Harcourt Hill Residents’ Association applied to the county council to designate land bounded by Grosvenor Road and Vernon Avenue, North Hinksey as a town or village green in March 2012.

At that time, its landowners were opposed to the application, but it was sold to the Oxford Preservation Trust (OPT) in May 2016. That is also opposed to the application.

OPT is said to have ‘committed to keeping the land open for public use, at least insofar as [it] is not incompatible with nature conservation’.

The land has been fenced off in September 2010. But advice given to the council shows it cannot be shown a ‘sufficiently significant number of people’ used the land before that was put up.

A public inquiry was held by the county council in November 2018 at the Kings Centre in Osney Mead. But the only person to attend it was Gilliane Sills, the chairman of the residents’ association. Initially pencilled in to last for three days, it was closed at 11.30am on the first day.

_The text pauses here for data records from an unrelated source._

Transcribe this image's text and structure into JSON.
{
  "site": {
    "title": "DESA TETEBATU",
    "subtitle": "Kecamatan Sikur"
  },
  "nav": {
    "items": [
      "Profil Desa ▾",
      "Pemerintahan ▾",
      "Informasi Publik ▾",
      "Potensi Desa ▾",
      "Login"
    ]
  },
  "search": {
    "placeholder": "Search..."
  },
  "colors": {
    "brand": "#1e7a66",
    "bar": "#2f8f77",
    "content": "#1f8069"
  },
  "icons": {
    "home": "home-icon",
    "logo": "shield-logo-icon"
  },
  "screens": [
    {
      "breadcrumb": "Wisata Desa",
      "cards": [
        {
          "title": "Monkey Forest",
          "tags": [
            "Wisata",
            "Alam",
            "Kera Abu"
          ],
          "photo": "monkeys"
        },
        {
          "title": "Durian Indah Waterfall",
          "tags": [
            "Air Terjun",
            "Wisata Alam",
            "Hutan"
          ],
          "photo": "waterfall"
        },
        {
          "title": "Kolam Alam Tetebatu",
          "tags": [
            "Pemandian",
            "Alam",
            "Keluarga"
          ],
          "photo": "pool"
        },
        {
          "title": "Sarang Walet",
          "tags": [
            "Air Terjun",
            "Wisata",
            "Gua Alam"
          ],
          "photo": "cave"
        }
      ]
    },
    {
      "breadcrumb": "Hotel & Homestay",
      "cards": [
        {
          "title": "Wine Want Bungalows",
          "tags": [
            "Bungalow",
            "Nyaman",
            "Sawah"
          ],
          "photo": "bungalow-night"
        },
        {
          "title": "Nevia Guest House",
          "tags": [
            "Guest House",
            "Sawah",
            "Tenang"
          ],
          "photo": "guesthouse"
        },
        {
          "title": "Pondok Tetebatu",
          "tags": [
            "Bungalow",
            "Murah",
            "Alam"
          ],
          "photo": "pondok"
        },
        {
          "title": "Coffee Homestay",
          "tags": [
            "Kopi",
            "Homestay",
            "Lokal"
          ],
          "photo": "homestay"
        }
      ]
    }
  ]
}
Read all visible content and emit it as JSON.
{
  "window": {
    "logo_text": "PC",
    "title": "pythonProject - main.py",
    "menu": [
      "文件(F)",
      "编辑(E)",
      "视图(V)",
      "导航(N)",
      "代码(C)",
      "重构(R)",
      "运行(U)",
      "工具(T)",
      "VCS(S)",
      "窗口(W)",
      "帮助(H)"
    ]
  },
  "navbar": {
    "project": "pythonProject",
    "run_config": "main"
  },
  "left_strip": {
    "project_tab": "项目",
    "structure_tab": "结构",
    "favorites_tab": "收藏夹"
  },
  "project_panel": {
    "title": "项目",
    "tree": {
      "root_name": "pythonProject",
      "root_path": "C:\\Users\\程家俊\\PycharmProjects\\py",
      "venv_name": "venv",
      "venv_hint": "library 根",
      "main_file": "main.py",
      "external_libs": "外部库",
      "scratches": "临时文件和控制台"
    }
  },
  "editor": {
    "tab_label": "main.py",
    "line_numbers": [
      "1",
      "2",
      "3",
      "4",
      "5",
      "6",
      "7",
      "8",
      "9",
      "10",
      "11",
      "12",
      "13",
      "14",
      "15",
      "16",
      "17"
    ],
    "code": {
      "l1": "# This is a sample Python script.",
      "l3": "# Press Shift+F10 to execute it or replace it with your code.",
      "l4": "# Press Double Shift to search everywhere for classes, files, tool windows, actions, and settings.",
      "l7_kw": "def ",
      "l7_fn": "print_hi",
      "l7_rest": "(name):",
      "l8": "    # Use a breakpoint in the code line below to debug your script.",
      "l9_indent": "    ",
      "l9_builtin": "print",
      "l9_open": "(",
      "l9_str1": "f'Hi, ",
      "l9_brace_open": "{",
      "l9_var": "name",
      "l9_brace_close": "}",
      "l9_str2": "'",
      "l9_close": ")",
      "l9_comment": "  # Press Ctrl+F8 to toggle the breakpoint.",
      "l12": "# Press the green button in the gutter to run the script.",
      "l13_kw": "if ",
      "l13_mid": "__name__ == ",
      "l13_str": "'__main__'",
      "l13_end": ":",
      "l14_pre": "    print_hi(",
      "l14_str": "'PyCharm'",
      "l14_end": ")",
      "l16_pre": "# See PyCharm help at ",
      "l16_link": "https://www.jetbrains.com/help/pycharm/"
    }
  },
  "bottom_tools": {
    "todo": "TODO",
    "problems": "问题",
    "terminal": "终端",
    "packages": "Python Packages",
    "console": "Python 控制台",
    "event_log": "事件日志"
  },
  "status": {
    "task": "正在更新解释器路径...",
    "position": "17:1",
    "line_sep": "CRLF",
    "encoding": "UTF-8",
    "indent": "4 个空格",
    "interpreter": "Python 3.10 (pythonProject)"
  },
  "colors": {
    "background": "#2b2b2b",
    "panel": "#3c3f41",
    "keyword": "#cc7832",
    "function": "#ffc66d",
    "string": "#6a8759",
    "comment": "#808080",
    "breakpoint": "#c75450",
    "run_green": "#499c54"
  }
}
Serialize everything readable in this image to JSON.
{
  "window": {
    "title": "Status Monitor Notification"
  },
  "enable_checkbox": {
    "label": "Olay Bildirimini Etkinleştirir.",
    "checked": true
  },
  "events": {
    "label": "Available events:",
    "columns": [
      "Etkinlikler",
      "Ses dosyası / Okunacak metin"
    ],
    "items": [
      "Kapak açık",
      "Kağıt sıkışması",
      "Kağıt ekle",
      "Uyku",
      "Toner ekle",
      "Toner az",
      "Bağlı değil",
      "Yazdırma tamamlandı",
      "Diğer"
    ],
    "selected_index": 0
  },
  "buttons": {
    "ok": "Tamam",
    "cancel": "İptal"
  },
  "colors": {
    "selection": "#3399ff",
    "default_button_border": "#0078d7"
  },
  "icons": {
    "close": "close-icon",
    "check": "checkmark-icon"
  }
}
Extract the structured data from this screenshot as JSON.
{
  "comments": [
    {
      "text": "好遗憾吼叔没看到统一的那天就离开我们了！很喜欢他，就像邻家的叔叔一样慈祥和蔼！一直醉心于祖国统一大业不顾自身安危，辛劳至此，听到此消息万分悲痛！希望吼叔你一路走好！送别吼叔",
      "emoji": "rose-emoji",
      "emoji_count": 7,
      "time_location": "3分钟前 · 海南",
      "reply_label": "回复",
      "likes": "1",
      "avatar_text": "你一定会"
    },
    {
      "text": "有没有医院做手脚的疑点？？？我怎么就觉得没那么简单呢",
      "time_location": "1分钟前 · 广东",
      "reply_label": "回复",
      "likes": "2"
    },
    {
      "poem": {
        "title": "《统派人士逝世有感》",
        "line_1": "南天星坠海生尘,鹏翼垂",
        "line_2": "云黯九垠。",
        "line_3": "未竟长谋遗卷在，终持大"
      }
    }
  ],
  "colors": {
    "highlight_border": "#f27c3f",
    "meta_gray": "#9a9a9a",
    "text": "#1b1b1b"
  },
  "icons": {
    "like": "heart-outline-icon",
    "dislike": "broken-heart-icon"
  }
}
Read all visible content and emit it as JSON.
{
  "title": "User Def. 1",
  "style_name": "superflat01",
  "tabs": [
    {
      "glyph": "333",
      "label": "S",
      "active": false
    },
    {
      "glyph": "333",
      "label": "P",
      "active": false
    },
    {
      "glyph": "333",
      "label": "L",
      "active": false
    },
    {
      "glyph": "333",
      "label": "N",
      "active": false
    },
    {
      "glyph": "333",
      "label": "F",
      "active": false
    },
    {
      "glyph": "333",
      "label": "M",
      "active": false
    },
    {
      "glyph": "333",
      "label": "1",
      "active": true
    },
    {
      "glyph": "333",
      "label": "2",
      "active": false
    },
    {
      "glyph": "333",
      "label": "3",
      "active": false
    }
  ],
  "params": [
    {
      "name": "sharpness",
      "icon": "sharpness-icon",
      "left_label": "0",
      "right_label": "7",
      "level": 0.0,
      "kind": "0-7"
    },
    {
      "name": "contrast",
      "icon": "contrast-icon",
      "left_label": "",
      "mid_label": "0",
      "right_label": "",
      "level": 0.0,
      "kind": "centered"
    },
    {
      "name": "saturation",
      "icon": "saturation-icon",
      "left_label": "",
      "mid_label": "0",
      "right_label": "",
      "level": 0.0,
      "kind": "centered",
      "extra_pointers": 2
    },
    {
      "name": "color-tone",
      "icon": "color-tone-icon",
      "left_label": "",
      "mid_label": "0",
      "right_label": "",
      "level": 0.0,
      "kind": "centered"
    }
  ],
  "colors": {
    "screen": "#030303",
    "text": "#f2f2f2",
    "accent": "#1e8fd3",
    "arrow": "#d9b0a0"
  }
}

The barrister appointed by the council to advise on the application, Ned Westaway, said ‘the lack of public interest’ in it was explained because ‘there is little to be gained by the application’.

The residents’ association submitted 44 questionnaires from people who used the land in favour of it being used as a town or village green.

The association was established in 1982 to represent people living in the 56 houses on Harcourt Hill. In documents sent to the county council, it is stated people living in 46 of the 54 occupied houses on the hill were members of the association in 2011.

It said a ‘significant number’ of Harcourt Hill residents had used the land for ‘walking, admiring the exceptional views of the dreaming spires of Oxford, walking dogs, bird watching and model aircraft flying’ previously.

But the council’s planning committee looks set to reject the application after Mr Westaway recommended it is turned down.

He said evidence had failed to show its use was more than ‘trivial or sporadic’.

The land, he added, ‘has a somewhat chequered history’. It was going be used as part of a golf course in 1982 but the plan did not get permission.

Planning permission was granted for a nature park and golf course in 1994 but not fully permitted until 2002.

The council’s planning committee will be asked to reject the current application on Monday.